LARAMIE, Wyo. — DeAndre Jones isn’t a running back anymore, but he still carries a heavy weight on his shoulders every time he suits up for the Wyoming Cowboys (3-2, 1-0 Mountain West).
After establishing himself as a star at Harker Heights, a disciplinary issue led Baylor and Colorado to lose interest in his recruitment.
But he’s spent the last three seasons saddling up for one of the only teams that stuck by him and looks to help Wyoming continue its good start in the Mountain West Conference.
“I always feel that burden on my back, the pressure on my back to perform my best and show them that they didn’t waste a scholarship on me,” said the junior defensive back.

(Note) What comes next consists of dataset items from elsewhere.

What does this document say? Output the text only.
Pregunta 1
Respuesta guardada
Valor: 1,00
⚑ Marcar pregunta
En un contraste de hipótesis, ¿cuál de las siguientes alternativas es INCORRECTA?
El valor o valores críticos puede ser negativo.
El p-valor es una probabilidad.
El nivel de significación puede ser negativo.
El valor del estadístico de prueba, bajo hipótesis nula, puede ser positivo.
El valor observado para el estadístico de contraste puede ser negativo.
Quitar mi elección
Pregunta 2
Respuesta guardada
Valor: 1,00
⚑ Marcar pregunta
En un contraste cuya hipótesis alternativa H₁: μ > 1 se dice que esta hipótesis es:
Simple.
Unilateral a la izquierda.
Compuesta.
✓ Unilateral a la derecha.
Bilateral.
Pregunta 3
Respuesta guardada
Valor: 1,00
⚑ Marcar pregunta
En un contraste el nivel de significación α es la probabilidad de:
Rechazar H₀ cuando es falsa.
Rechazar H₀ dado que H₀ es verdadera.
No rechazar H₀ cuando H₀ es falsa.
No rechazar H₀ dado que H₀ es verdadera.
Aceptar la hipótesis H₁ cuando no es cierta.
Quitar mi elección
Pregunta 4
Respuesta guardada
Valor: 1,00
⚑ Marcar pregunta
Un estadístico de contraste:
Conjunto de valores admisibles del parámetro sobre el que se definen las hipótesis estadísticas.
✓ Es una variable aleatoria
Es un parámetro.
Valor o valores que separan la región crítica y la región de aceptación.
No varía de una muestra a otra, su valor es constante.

Jones’ flashes of brilliance shone for Heights even in a shortened senior season. During his final season as a Knight, Jones rushed for 389 yards and seven touchdowns on 95 carries while returning 10 kickoffs for 310 yards and a score in 2010.

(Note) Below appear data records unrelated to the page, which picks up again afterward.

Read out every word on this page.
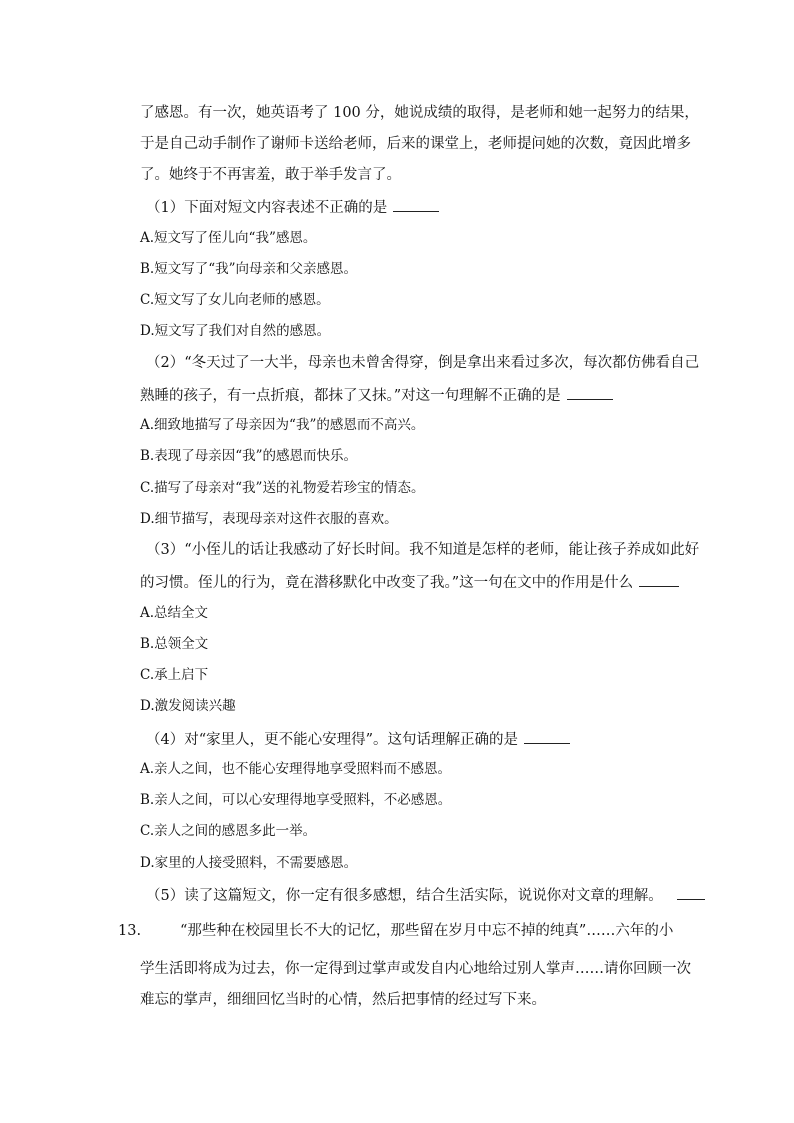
了感恩。有一次，她英语考了 100 分，她说成绩的取得，是老师和她一起努力的结果，
于是自己动手制作了谢师卡送给老师，后来的课堂上，老师提问她的次数，竟因此增多
了。她终于不再害羞，敢于举手发言了。
（1）下面对短文内容表述不正确的是
A.短文写了侄儿向“我”感恩。
B.短文写了“我”向母亲和父亲感恩。
C.短文写了女儿向老师的感恩。
D.短文写了我们对自然的感恩。
（2）“冬天过了一大半，母亲也未曾舍得穿，倒是拿出来看过多次，每次都仿佛看自己
熟睡的孩子，有一点折痕，都抹了又抹。”对这一句理解不正确的是
A.细致地描写了母亲因为“我”的感恩而不高兴。
B.表现了母亲因“我”的感恩而快乐。
C.描写了母亲对“我”送的礼物爱若珍宝的情态。
D.细节描写，表现母亲对这件衣服的喜欢。
（3）“小侄儿的话让我感动了好长时间。我不知道是怎样的老师，能让孩子养成如此好
的习惯。侄儿的行为，竟在潜移默化中改变了我。”这一句在文中的作用是什么
A.总结全文
B.总领全文
C.承上启下
D.激发阅读兴趣
（4）对“家里人，更不能心安理得”。这句话理解正确的是
A.亲人之间，也不能心安理得地享受照料而不感恩。
B.亲人之间，可以心安理得地享受照料，不必感恩。
C.亲人之间的感恩多此一举。
D.家里的人接受照料，不需要感恩。
（5）读了这篇短文，你一定有很多感想，结合生活实际，说说你对文章的理解。
13.	“那些种在校园里长不大的记忆，那些留在岁月中忘不掉的纯真”……六年的小
学生活即将成为过去，你一定得到过掌声或发自内心地给过别人掌声……请你回顾一次
难忘的掌声，细细回忆当时的心情，然后把事情的经过写下来。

The final days of the recruiting period in January and February 2011 proved to be stressful for Jones, but that all changed when he took a trip to the Wyoming campus and signed his letter of intent during national signing day.
For Jones, it was a relief to know he had a home stadium, school and team to represent on the NCAA Division I level. Even if it meant playing cornerback, a position he hadn’t lined up in since his sophomore year at Heights.
“Wyoming was one of the only teams that stuck around,” Jones said. “I jumped on board when they gave me the opportunity to play football and get an education.”
Although transitioning to a new city and speed of the collegiate game wasn’t easy, Jones paid his dues and climbed up the ranks from a special teams player as a freshman to one of the top players in the Cowboy secondary as a junior.
As a sophomore in 2012, he had one of six interceptions for the Cowboys and had 21 total tackles. Injuries have limited him this season, but he’s recorded six tackles in five games.
Jones said he doesn’t see himself as an athlete playing cornerback, instead he sees himself as just a cornerback.
The change in mentality made the transformation complete.
“I’m a cornerback now and I can play the position,” Jones said. “I’m just as good as any cornerback at any conference in Division I.”
Wyoming cornerbacks coach Renaldo Hill has been coaching Jones for the last two seasons and said that 6-foot, 186-pound defensive back not only has the natural attributes to play at this level, but he also possesses the ‘wow’ factor.
Hill said that as an upperclassman Jones may not say much, but his actions have provided the defensive back unit with a great deal of leadership.
“Just going out there and handling your business, that’s somebody that you would want to have those younger guys look at,” Hill said.
Jones is pursuing his degree in communications and plans on joining the Army after graduating from Wyoming.
Until then he’ll spend the remaining season and a half of his eligibility competing against the best teams from the Mountain West along with BCS schools like Nebraska and Texas, whom Wyoming has played the last two seasons.
“It’s fun, it’s definitely a new experience,” Jones said about playing for Wyoming. “I’m going to places I’ve really never been, I’ve experienced things and it’s a sweet feeling that I can’t explain.”